Chaika accused Britain of the murders of Litvinenko and Berezovsky
Russian Prosecutor General Yuri Chaika accused British intelligence services of murdering ex-FSB officer Alexander Litvinenko in London in 2006, a PolitNavigator correspondent reports.
He stated this today in the Federation Council.
“The UK did not provide the Russian side with the case materials, but provided them to our colleagues in Germany. Their investigation shows that polonium appeared in London before the arrival of Lugovoy and Kovtun. Its greatest concentration was found in Berezovsky’s office, where Kovtun and Lukashenko ended up, contrary to their plans, as a result of persistent invitations from Boris Abramovich,” Chaika said.

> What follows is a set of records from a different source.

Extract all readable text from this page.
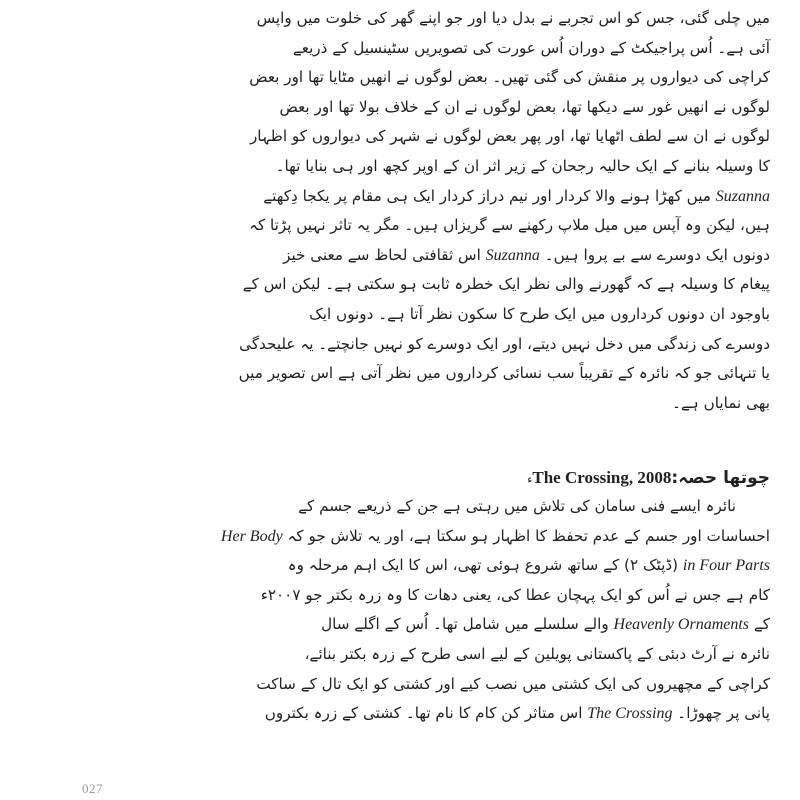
میں چلی گئی، جس کو اس تجربے نے بدل دیا اور جو اپنے گھر کی خلوت میں واپس
آئی ہے۔ اُس پراجیکٹ کے دوران اُس عورت کی تصویریں سٹینسیل کے ذریعے
کراچی کی دیواروں پر منقش کی گئی تھیں۔ بعض لوگوں نے انھیں مٹایا تھا اور بعض
لوگوں نے انھیں غور سے دیکھا تھا، بعض لوگوں نے ان کے خلاف بولا تھا اور بعض
لوگوں نے ان سے لطف اٹھایا تھا، اور پھر بعض لوگوں نے شہر کی دیواروں کو اظہار
کا وسیلہ بنانے کے ایک حالیہ رجحان کے زیر اثر ان کے اوپر کچھ اور ہی بنایا تھا۔
Suzanna میں کھڑا ہونے والا کردار اور نیم دراز کردار ایک ہی مقام پر یکجا دِکھتے
ہیں، لیکن وہ آپس میں میل ملاپ رکھنے سے گریزاں ہیں۔ مگر یہ تاثر نہیں پڑتا کہ
دونوں ایک دوسرے سے بے پروا ہیں۔ Suzanna اس ثقافتی لحاظ سے معنی خیز
پیغام کا وسیلہ ہے کہ گھورنے والی نظر ایک خطرہ ثابت ہو سکتی ہے۔ لیکن اس کے
باوجود ان دونوں کرداروں میں ایک طرح کا سکون نظر آتا ہے۔ دونوں ایک
دوسرے کی زندگی میں دخل نہیں دیتے، اور ایک دوسرے کو نہیں جانچتے۔ یہ علیحدگی
یا تنہائی جو کہ نائرہ کے تقریباً سب نسائی کرداروں میں نظر آتی ہے اس تصویر میں
بھی نمایاں ہے۔
چوتھا حصہ:The Crossing, 2008ء
نائرہ ایسے فنی سامان کی تلاش میں رہتی ہے جن کے ذریعے جسم کے
احساسات اور جسم کے عدم تحفظ کا اظہار ہو سکتا ہے، اور یہ تلاش جو کہ Her Body
in Four Parts (ڈپٹک ۲) کے ساتھ شروع ہوئی تھی، اس کا ایک اہم مرحلہ وہ
کام ہے جس نے اُس کو ایک پہچان عطا کی، یعنی دھات کا وہ زرہ بکتر جو ۲۰۰۷ء
کے Heavenly Ornaments والے سلسلے میں شامل تھا۔ اُس کے اگلے سال
نائرہ نے آرٹ دبئی کے پاکستانی پویلین کے لیے اسی طرح کے زرہ بکتر بنائے،
کراچی کے مچھیروں کی ایک کشتی میں نصب کیے اور کشتی کو ایک تال کے ساکت
پانی پر چھوڑا۔ The Crossing اس متاثر کن کام کا نام تھا۔ کشتی کے زرہ بکتروں
027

He believes that although fugitive Russian oligarch Boris Berezovsky played a key role in this provocation, he was not the author of the script.
“For all his criminal talents, Berezovsky could not get hold of polonium - it’s not his level. And he also could not artificially create such a volume of so-called evidence that British investigators collected. There is no doubt that Boris Berezovsky acted under the control of specialists from Great Britain and together with them. For which later, when he decided to return to his homeland, he paid with his life. The intelligence services could not allow the holder of secrets about an act of nuclear terrorism to leave England,” said Chaika.
He said that Russian investigative authorities continue to collect data.
“We have not yet presented all the evidence. In two months we will hold a briefing on this and a number of other cases,” Chaika said.
Let us recall that former FSB officer Alexander Litvinenko was poisoned with radioactive polonium in the UK in 2006. The British side blamed Andrei Lugovoy (since 2016, acting as a State Duma deputy) and Dmitry Kovtun for the death of Litvinenko. Fugitive oligarch Boris Berezovsky died in London under unclear circumstances in 2015.